Despite taking a break from the Edinburgh Fringe this year, Daniel Kitson has been pretty productive and prolific of late. He has been touring his ‘sit-down comedy’ show After The Beginning Before The End and at this year’s Latitude Festival performed no less than four separate shows.
One of those shows was the work in progress which would eventually become Tree. The piece is also his first created in collaboration with another comedian. And as that other comedian happens to be Tim Key, it’s no surprise that this news was greeted by one person on Twitter as “the comedy nerd’s equivalent of Batman appearing in the Superman sequel”.
The premise of Tree brings to mind Samuel Beckett’s most famous play – two men having a very long conversation while waiting for somebody who never arrives. While the parallels to Waiting For Godot are inescapable, the piece itself sees Kitson returning to beautifully familiar territory. Although some of the comedy is gentler than in other pieces, the show abounds with flights of fancy and bursts of whimsy, interspersed with poetic one-liners (“for every one person frolicking in a fountain, there’s another broken in a bedsit”).

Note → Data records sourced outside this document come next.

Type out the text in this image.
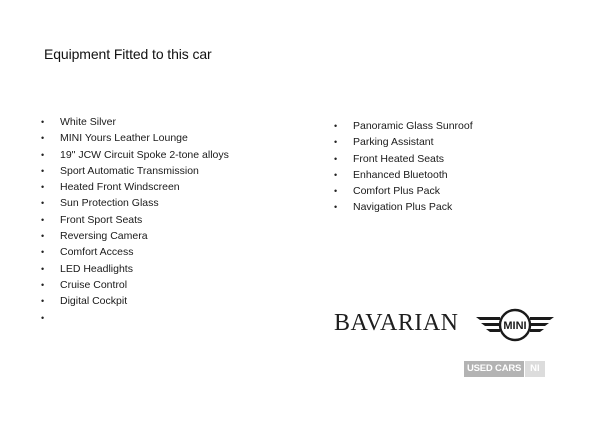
Equipment Fitted to this car
• White Silver
• MINI Yours Leather Lounge
• 19" JCW Circuit Spoke 2-tone alloys
• Sport Automatic Transmission
• Heated Front Windscreen
• Sun Protection Glass
• Front Sport Seats
• Reversing Camera
• Comfort Access
• LED Headlights
• Cruise Control
• Digital Cockpit
•
• Panoramic Glass Sunroof
• Parking Assistant
• Front Heated Seats
• Enhanced Bluetooth
• Comfort Plus Pack
• Navigation Plus Pack
BAVARIAN	MINI
USED CARS NI
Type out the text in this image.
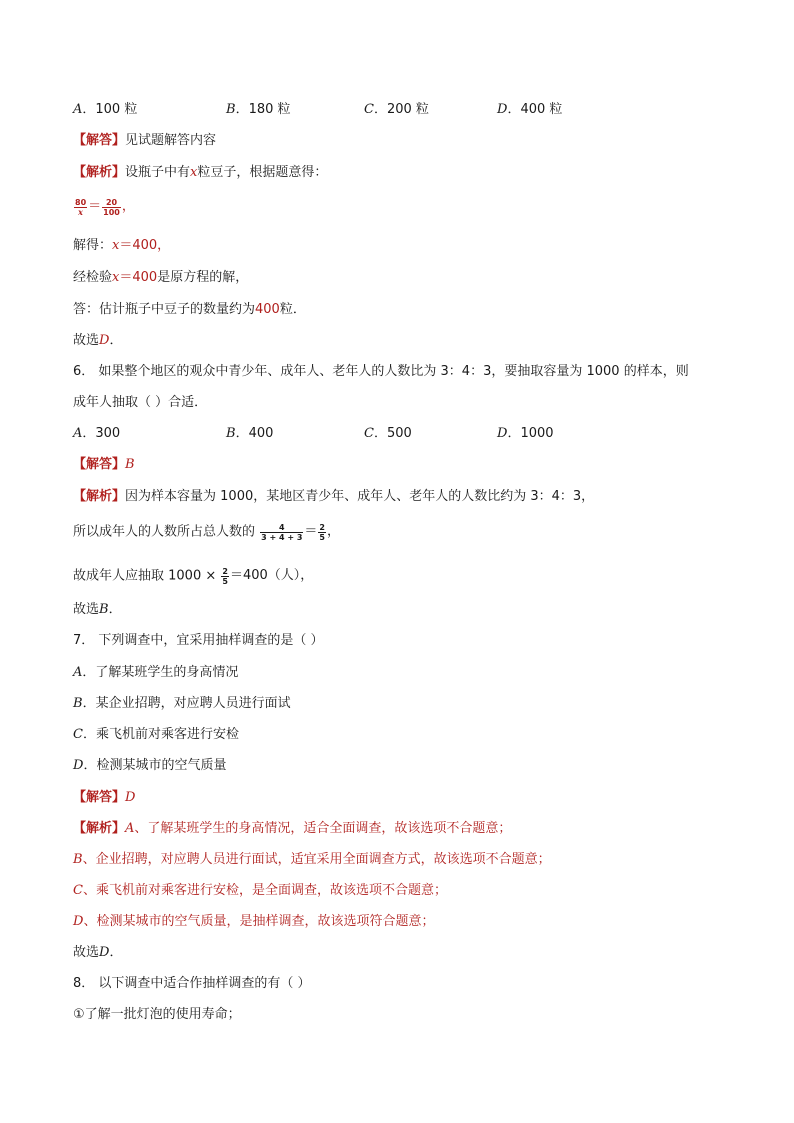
A．100 粒	B．180 粒	C．200 粒	D．400 粒
【解答】见试题解答内容
【解析】设瓶子中有x粒豆子，根据题意得：
$\frac{80}{x} = \frac{20}{100}$ ，
解得：x＝400，
经检验x＝400是原方程的解，
答：估计瓶子中豆子的数量约为400粒．
故选D．
6． 如果整个地区的观众中青少年、成年人、老年人的人数比为 3：4：3，要抽取容量为 1000 的样本，则
成年人抽取（ ）合适．
A．300	B．400	C．500	D．1000
【解答】B
【解析】因为样本容量为 1000，某地区青少年、成年人、老年人的人数比约为 3：4：3，
所以成年人的人数所占总人数的 $\frac{4}{3 + 4 + 3} = \frac{2}{5}$ ，
故成年人应抽取 $1000 \times \frac{2}{5} =400$（人），
故选B．
7． 下列调查中，宜采用抽样调查的是（ ）
A．了解某班学生的身高情况
B．某企业招聘，对应聘人员进行面试
C．乘飞机前对乘客进行安检
D．检测某城市的空气质量
【解答】D
【解析】A、了解某班学生的身高情况，适合全面调查，故该选项不合题意；
B、企业招聘，对应聘人员进行面试，适宜采用全面调查方式，故该选项不合题意；
C、乘飞机前对乘客进行安检，是全面调查，故该选项不合题意；
D、检测某城市的空气质量，是抽样调查，故该选项符合题意；
故选D．
8． 以下调查中适合作抽样调查的有（ ）
①了解一批灯泡的使用寿命；
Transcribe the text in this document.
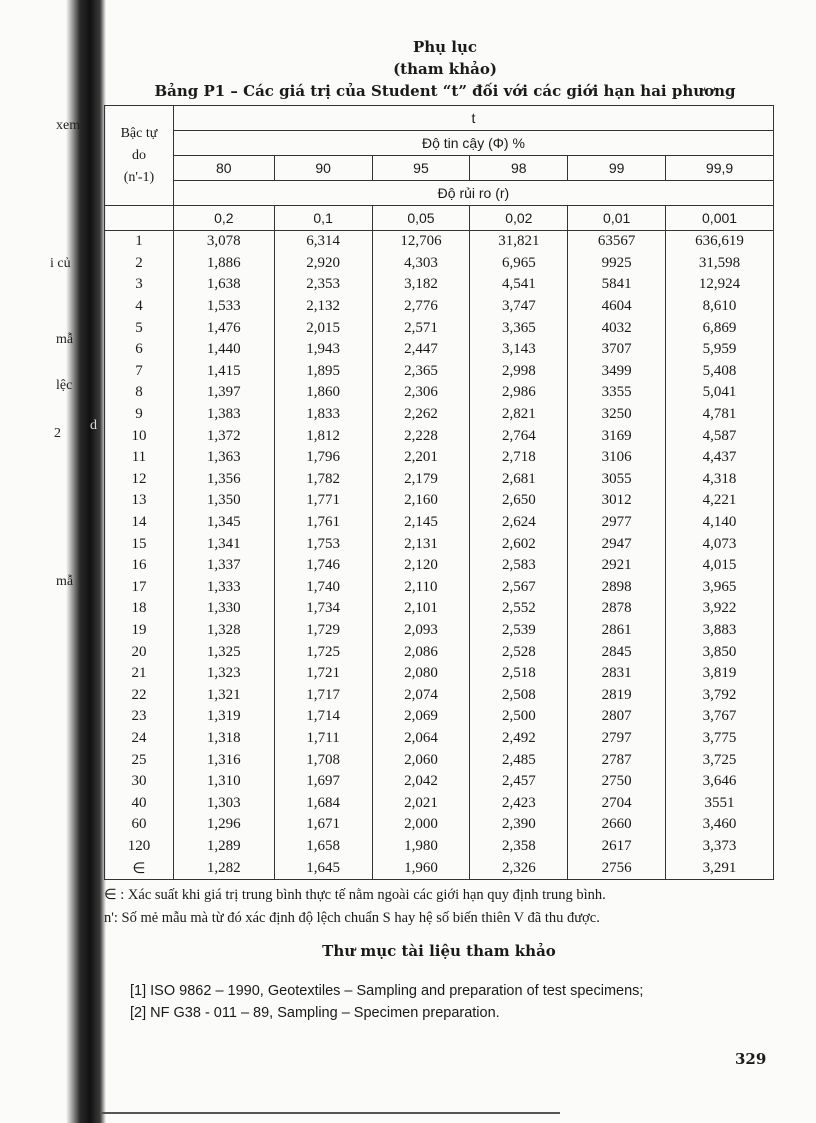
xem
i củ
mẫ
lệc
2
d
mẫ
Phụ lục
(tham khảo)
Bảng P1 – Các giá trị của Student “t” đối với các giới hạn hai phương
Bậc tự
do
(n'-1)	t					
	Độ tin cậy (Φ) %					
	80	90	95	98	99	99,9
	Độ rủi ro (r)					
	0,2	0,1	0,05	0,02	0,01	0,001
1	3,078	6,314	12,706	31,821	63567	636,619
2	1,886	2,920	4,303	6,965	9925	31,598
3	1,638	2,353	3,182	4,541	5841	12,924
4	1,533	2,132	2,776	3,747	4604	8,610
5	1,476	2,015	2,571	3,365	4032	6,869
6	1,440	1,943	2,447	3,143	3707	5,959
7	1,415	1,895	2,365	2,998	3499	5,408
8	1,397	1,860	2,306	2,986	3355	5,041
9	1,383	1,833	2,262	2,821	3250	4,781
10	1,372	1,812	2,228	2,764	3169	4,587
11	1,363	1,796	2,201	2,718	3106	4,437
12	1,356	1,782	2,179	2,681	3055	4,318
13	1,350	1,771	2,160	2,650	3012	4,221
14	1,345	1,761	2,145	2,624	2977	4,140
15	1,341	1,753	2,131	2,602	2947	4,073
16	1,337	1,746	2,120	2,583	2921	4,015
17	1,333	1,740	2,110	2,567	2898	3,965
18	1,330	1,734	2,101	2,552	2878	3,922
19	1,328	1,729	2,093	2,539	2861	3,883
20	1,325	1,725	2,086	2,528	2845	3,850
21	1,323	1,721	2,080	2,518	2831	3,819
22	1,321	1,717	2,074	2,508	2819	3,792
23	1,319	1,714	2,069	2,500	2807	3,767
24	1,318	1,711	2,064	2,492	2797	3,775
25	1,316	1,708	2,060	2,485	2787	3,725
30	1,310	1,697	2,042	2,457	2750	3,646
40	1,303	1,684	2,021	2,423	2704	3551
60	1,296	1,671	2,000	2,390	2660	3,460
120	1,289	1,658	1,980	2,358	2617	3,373
∈	1,282	1,645	1,960	2,326	2756	3,291
∈ : Xác suất khi giá trị trung bình thực tế nằm ngoài các giới hạn quy định trung bình.
n': Số mẻ mẫu mà từ đó xác định độ lệch chuẩn S hay hệ số biến thiên V đã thu được.
Thư mục tài liệu tham khảo
[1] ISO 9862 – 1990, Geotextiles – Sampling and preparation of test specimens;
[2] NF G38 - 011 – 89, Sampling – Specimen preparation.
329
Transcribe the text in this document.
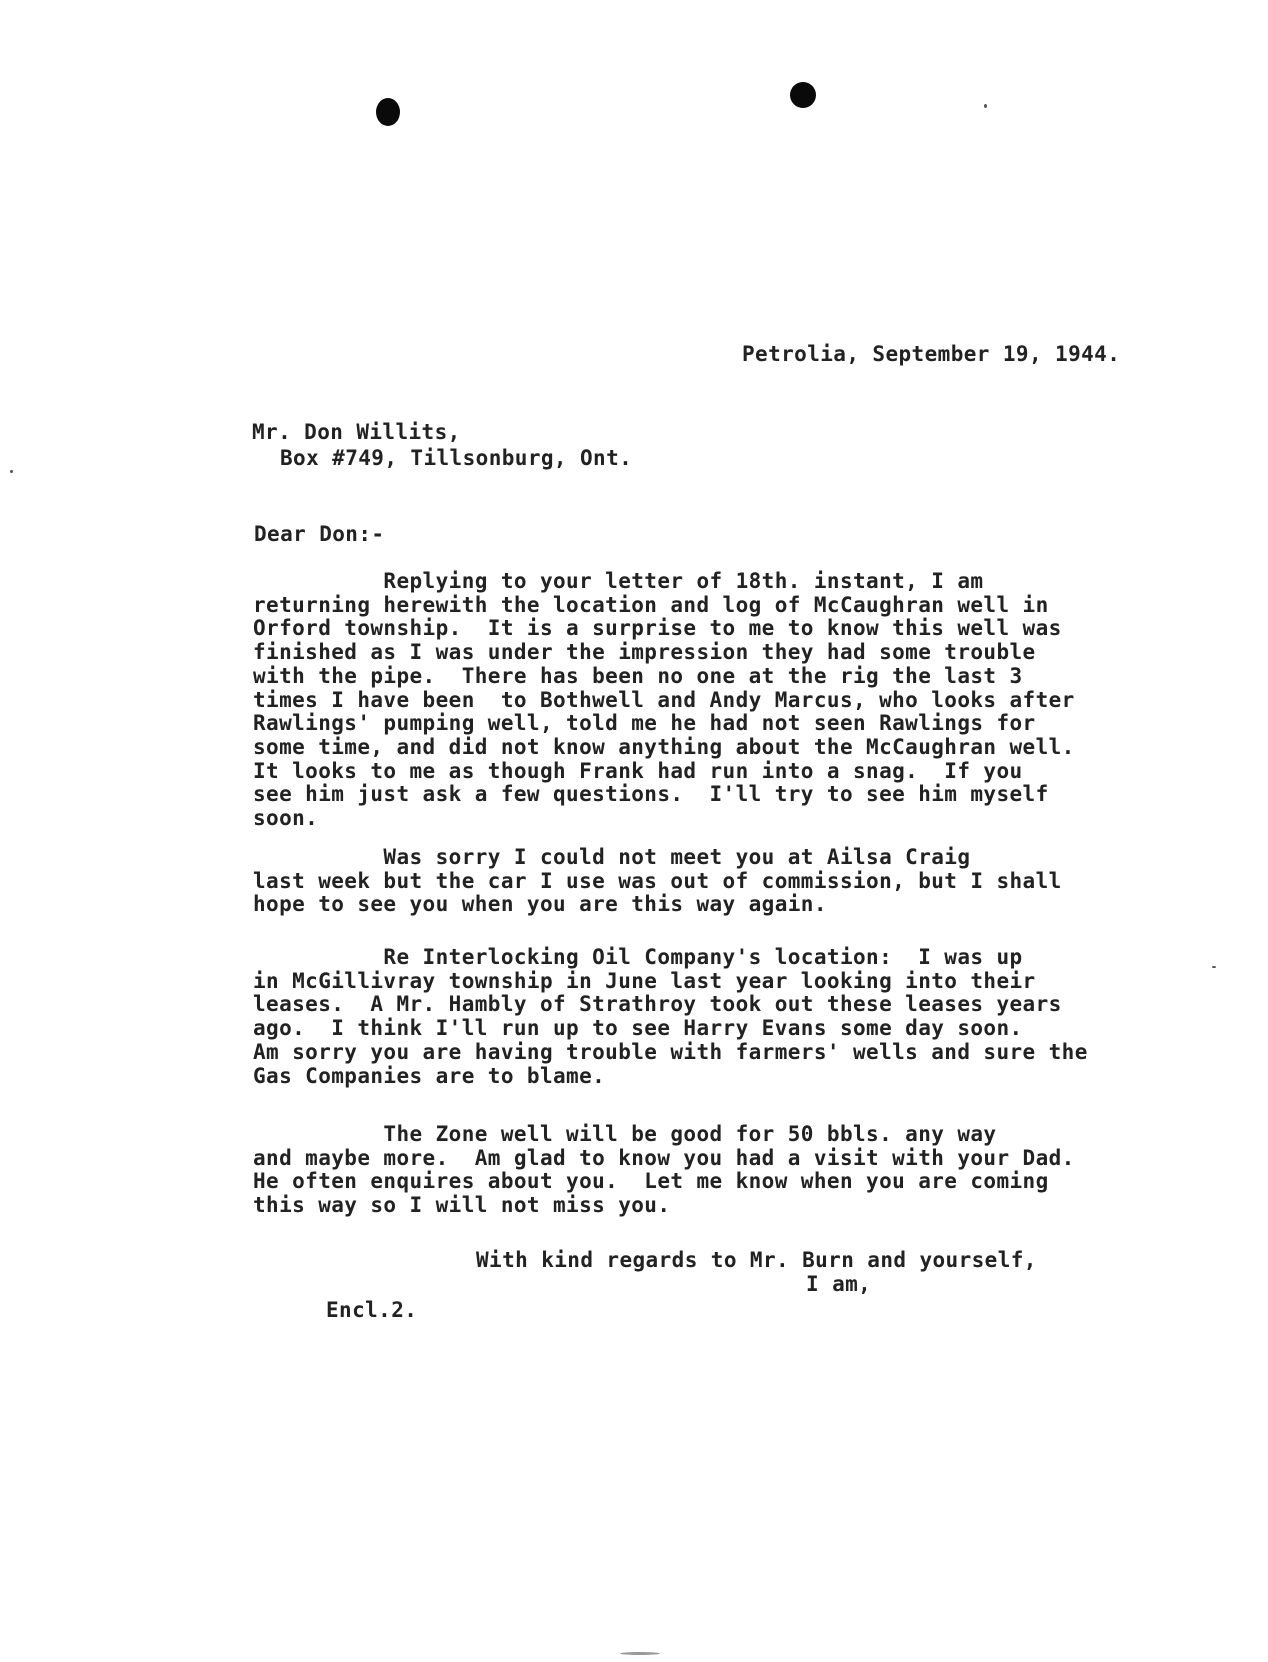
Petrolia, September 19, 1944.
Mr. Don Willits,
Box #749, Tillsonburg, Ont.
Dear Don:-
Replying to your letter of 18th. instant, I am
returning herewith the location and log of McCaughran well in
Orford township.  It is a surprise to me to know this well was
finished as I was under the impression they had some trouble
with the pipe.  There has been no one at the rig the last 3
times I have been  to Bothwell and Andy Marcus, who looks after
Rawlings' pumping well, told me he had not seen Rawlings for
some time, and did not know anything about the McCaughran well.
It looks to me as though Frank had run into a snag.  If you
see him just ask a few questions.  I'll try to see him myself
soon.
Was sorry I could not meet you at Ailsa Craig
last week but the car I use was out of commission, but I shall
hope to see you when you are this way again.
Re Interlocking Oil Company's location:  I was up
in McGillivray township in June last year looking into their
leases.  A Mr. Hambly of Strathroy took out these leases years
ago.  I think I'll run up to see Harry Evans some day soon.
Am sorry you are having trouble with farmers' wells and sure the
Gas Companies are to blame.
The Zone well will be good for 50 bbls. any way
and maybe more.  Am glad to know you had a visit with your Dad.
He often enquires about you.  Let me know when you are coming
this way so I will not miss you.
With kind regards to Mr. Burn and yourself,
I am,
Encl.2.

Kitson spends the entire duration of the play up the titular tree (which is full-size and dominates the stage), while Key paces underneath, waiting and preparing a picnic for a date with a girl called Sarah. Over the 90 minute running time, we learn about Key and Sarah’s relationship, and just why Kitson appears to be living in a tree. The interplay between the pair is brilliantly handled and it’s hard to believe that – apart from a couple of preview nights in London – it’s the first time they’ve performed the material with each other.
It’s also worth mentioning how effortlessly Key slips into his role; anyone who’s seen his work as Alan Partridge’s sidekick Simon, or remembers how easily he stole the Rafe Spall film I’ll Give It A Year will recognise his comedic acting prowess, but it’s still somewhat revelatory watching him play Kitson’s nervy, anxious unnamed foil. Kitson’s role is basically his stand-up persona, albeit located several feet up in the air, but his performance too contains some moments of real pathos amid the laughs.
The piece explores themes which Kitson has explored before – loneliness, commitment, isolation and the need to seize opportunities as they arise – all are riffed upon here. Kitson’s writing celebrates the little heroic details of day-to-day life (such as talking to a girl on a bus) and the final twist leaves things deliberately ambiguous, to the point where it’s likely you’ll be tempted to return for a repeat performance.
There are no plans to tour Tree after this limited run, and with two of the most engaging and exciting comedians of their generation appearing together, this could be a rare opportunity to experience something truly special.